GPS-it has three projects entered into this year’s Fieldays Innovation Awards which will be showcased in the Fieldays Innovations Centre from June 13 to 16.
The awards showcase the latest developments in the agricultural industry, with the potential to shape the future of farming and primary industries in New Zealand. The categories range from grassroots innovations through to small-to-medium business product launches and international agribusiness innovations. Entrants in the awards not only benefit from public exposure and media attention, attending Fieldays also gives them a chance to validate and test their product or concept with a rural audience. They also benefit from free advice and support from lawyers, patent and trademark attorneys, accountants and product development consultants in the Innovations Centre.
“It is an exciting opportunity for our ingenuity and technology to be showcased at Fieldays to anyone and everyone who has a connection to rural New Zealand – from prospective clients to competitors,” says Flowerday. GPS-it will be showcasing the Tiaki GIS (Geographic Information System) Tool, which it has developed for Fonterra. Flowerday says it allows Fonterra farmers to satisfy their Farm Environment Plan (FEP) requirements quickly. “Some FEPs can cost several thousand dollars whereas Fonterra’s plans are delivered free by their Sustainable Dairying Advisors (SDAs). The way we have designed the app means farmers’ environment plans are streamlined, standardised and can be easily updated,” he says.

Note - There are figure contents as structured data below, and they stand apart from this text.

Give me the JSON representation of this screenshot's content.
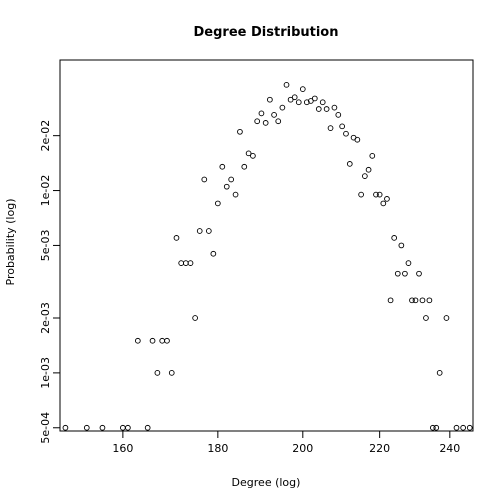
{
  "chart_data": {
    "type": "scatter",
    "title": "Degree Distribution",
    "xlabel": "Degree (log)",
    "ylabel": "Probability (log)",
    "x_scale": "log",
    "y_scale": "log",
    "xlim": [
      148,
      247
    ],
    "ylim": [
      0.00048,
      0.052
    ],
    "x_ticks": [
      {
        "value": 160,
        "label": "160"
      },
      {
        "value": 180,
        "label": "180"
      },
      {
        "value": 200,
        "label": "200"
      },
      {
        "value": 220,
        "label": "220"
      },
      {
        "value": 240,
        "label": "240"
      }
    ],
    "y_ticks": [
      {
        "value": 0.0005,
        "label": "5e-04"
      },
      {
        "value": 0.001,
        "label": "1e-03"
      },
      {
        "value": 0.002,
        "label": "2e-03"
      },
      {
        "value": 0.005,
        "label": "5e-03"
      },
      {
        "value": 0.01,
        "label": "1e-02"
      },
      {
        "value": 0.02,
        "label": "2e-02"
      }
    ],
    "grid": false,
    "legend": "none",
    "marker": "open-circle",
    "points": [
      {
        "x": 149,
        "y": 0.0005
      },
      {
        "x": 153,
        "y": 0.0005
      },
      {
        "x": 156,
        "y": 0.0005
      },
      {
        "x": 160,
        "y": 0.0005
      },
      {
        "x": 161,
        "y": 0.0005
      },
      {
        "x": 163,
        "y": 0.0015
      },
      {
        "x": 165,
        "y": 0.0005
      },
      {
        "x": 166,
        "y": 0.0015
      },
      {
        "x": 167,
        "y": 0.001
      },
      {
        "x": 168,
        "y": 0.0015
      },
      {
        "x": 169,
        "y": 0.0015
      },
      {
        "x": 170,
        "y": 0.001
      },
      {
        "x": 171,
        "y": 0.0055
      },
      {
        "x": 172,
        "y": 0.004
      },
      {
        "x": 173,
        "y": 0.004
      },
      {
        "x": 174,
        "y": 0.004
      },
      {
        "x": 175,
        "y": 0.002
      },
      {
        "x": 176,
        "y": 0.006
      },
      {
        "x": 177,
        "y": 0.0115
      },
      {
        "x": 178,
        "y": 0.006
      },
      {
        "x": 179,
        "y": 0.0045
      },
      {
        "x": 180,
        "y": 0.0085
      },
      {
        "x": 181,
        "y": 0.0135
      },
      {
        "x": 182,
        "y": 0.0105
      },
      {
        "x": 183,
        "y": 0.0115
      },
      {
        "x": 184,
        "y": 0.0095
      },
      {
        "x": 185,
        "y": 0.021
      },
      {
        "x": 186,
        "y": 0.0135
      },
      {
        "x": 187,
        "y": 0.016
      },
      {
        "x": 188,
        "y": 0.0155
      },
      {
        "x": 189,
        "y": 0.024
      },
      {
        "x": 190,
        "y": 0.0265
      },
      {
        "x": 191,
        "y": 0.0235
      },
      {
        "x": 192,
        "y": 0.0315
      },
      {
        "x": 193,
        "y": 0.026
      },
      {
        "x": 194,
        "y": 0.024
      },
      {
        "x": 195,
        "y": 0.0285
      },
      {
        "x": 196,
        "y": 0.038
      },
      {
        "x": 197,
        "y": 0.0315
      },
      {
        "x": 198,
        "y": 0.0325
      },
      {
        "x": 199,
        "y": 0.0305
      },
      {
        "x": 200,
        "y": 0.036
      },
      {
        "x": 201,
        "y": 0.0305
      },
      {
        "x": 202,
        "y": 0.031
      },
      {
        "x": 203,
        "y": 0.032
      },
      {
        "x": 204,
        "y": 0.028
      },
      {
        "x": 205,
        "y": 0.0305
      },
      {
        "x": 206,
        "y": 0.028
      },
      {
        "x": 207,
        "y": 0.022
      },
      {
        "x": 208,
        "y": 0.0285
      },
      {
        "x": 209,
        "y": 0.026
      },
      {
        "x": 210,
        "y": 0.0225
      },
      {
        "x": 211,
        "y": 0.0205
      },
      {
        "x": 212,
        "y": 0.014
      },
      {
        "x": 213,
        "y": 0.0195
      },
      {
        "x": 214,
        "y": 0.019
      },
      {
        "x": 215,
        "y": 0.0095
      },
      {
        "x": 216,
        "y": 0.012
      },
      {
        "x": 217,
        "y": 0.013
      },
      {
        "x": 218,
        "y": 0.0155
      },
      {
        "x": 219,
        "y": 0.0095
      },
      {
        "x": 220,
        "y": 0.0095
      },
      {
        "x": 221,
        "y": 0.0085
      },
      {
        "x": 222,
        "y": 0.009
      },
      {
        "x": 223,
        "y": 0.0025
      },
      {
        "x": 224,
        "y": 0.0055
      },
      {
        "x": 225,
        "y": 0.0035
      },
      {
        "x": 226,
        "y": 0.005
      },
      {
        "x": 227,
        "y": 0.0035
      },
      {
        "x": 228,
        "y": 0.004
      },
      {
        "x": 229,
        "y": 0.0025
      },
      {
        "x": 230,
        "y": 0.0025
      },
      {
        "x": 231,
        "y": 0.0035
      },
      {
        "x": 232,
        "y": 0.0025
      },
      {
        "x": 233,
        "y": 0.002
      },
      {
        "x": 234,
        "y": 0.0025
      },
      {
        "x": 235,
        "y": 0.0005
      },
      {
        "x": 236,
        "y": 0.0005
      },
      {
        "x": 237,
        "y": 0.001
      },
      {
        "x": 239,
        "y": 0.002
      },
      {
        "x": 242,
        "y": 0.0005
      },
      {
        "x": 244,
        "y": 0.0005
      },
      {
        "x": 246,
        "y": 0.0005
      }
    ]
  }
}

“The tool identifies areas of a farm that require changes or where there is room for improvement. These are categorised and presented clearly and logically in a PDF file. Overview and category maps allow anyone reading the FEP to easily understand the location, size and spatial relationship of any features presented in the plan.” Flowerday says Fonterra SDAs have been using the tool for approximately six months. In this time more than 500 farms have had their FEPs generated through the system. GPS-it has also entered its new plate meter for measuring pasture cover into the Fieldays Innovation Awards, which it is officially launching at Mystery Creek this year. “Farmers can choose how they use the plate meter, with or without an app. The app works with any phone, and it is cheaper, better and smarter than other Bluetooth plate meters on the market.”

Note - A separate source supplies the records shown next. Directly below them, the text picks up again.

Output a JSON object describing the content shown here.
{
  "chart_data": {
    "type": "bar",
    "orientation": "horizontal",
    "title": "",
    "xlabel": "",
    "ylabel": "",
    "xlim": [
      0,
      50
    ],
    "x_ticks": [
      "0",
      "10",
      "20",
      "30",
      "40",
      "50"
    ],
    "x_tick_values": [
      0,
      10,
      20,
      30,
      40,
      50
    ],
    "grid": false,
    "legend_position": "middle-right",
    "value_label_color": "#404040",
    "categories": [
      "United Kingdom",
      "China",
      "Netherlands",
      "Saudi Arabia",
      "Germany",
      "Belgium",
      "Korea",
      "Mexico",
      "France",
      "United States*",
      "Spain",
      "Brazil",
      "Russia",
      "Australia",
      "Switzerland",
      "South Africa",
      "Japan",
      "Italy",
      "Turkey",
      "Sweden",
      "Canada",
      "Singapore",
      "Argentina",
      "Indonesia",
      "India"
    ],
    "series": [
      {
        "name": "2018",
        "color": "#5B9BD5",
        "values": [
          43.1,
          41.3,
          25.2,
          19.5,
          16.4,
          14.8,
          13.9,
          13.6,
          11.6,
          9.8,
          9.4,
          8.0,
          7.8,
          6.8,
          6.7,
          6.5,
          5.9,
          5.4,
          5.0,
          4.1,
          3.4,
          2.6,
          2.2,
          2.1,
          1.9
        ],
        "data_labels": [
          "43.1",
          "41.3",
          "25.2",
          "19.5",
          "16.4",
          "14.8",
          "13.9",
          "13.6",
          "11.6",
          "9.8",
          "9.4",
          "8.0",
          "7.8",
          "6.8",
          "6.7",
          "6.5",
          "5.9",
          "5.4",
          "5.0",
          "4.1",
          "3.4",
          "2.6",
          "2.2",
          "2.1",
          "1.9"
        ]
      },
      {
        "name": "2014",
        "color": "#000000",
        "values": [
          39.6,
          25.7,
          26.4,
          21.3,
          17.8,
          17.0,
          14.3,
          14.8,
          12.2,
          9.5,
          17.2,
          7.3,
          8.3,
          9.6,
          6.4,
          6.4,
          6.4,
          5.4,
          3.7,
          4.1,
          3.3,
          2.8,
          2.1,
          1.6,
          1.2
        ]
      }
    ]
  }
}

The company’s third entry into the awards is its precision irrigation application. “This tool will suit any Valley Pivot irrigator with a variable rate installed,” says Flowerday. “It helps farmers irrigate more precisely on the right paddocks at the right time, and enables them to omit areas they don’t want to irrigate, for reasons such as weather conditions or high soil nutrient levels. The app can automatically calculate irrigation rates for each paddock depending on the soil type. The application is available in the market now with some early adopters, but will be fully released for the 2018/19 irrigation season.” Flowerday says he values the relationship he has with Fieldays and has always enjoyed attending the four-day event, both as an exhibitor and visitor. “Fieldays is a long week, but come Saturday you’re almost a bit sad to see it finished for another year.”
A box set of five short films has been created to mark the 50th anniversary of Fieldays. It captures the stories of people from around New Zealand and the impact that Fieldays has had on their lives. Matt Flowerday’s story will debut as a 30-second television commercial on TVNZ 1 this Sunday June 3 from 7pm. A longer version of Flowerday’s story is available in the new documentary box set Fieldays Stories, available on TVNZ OnDemand (TVNZ.co.nz).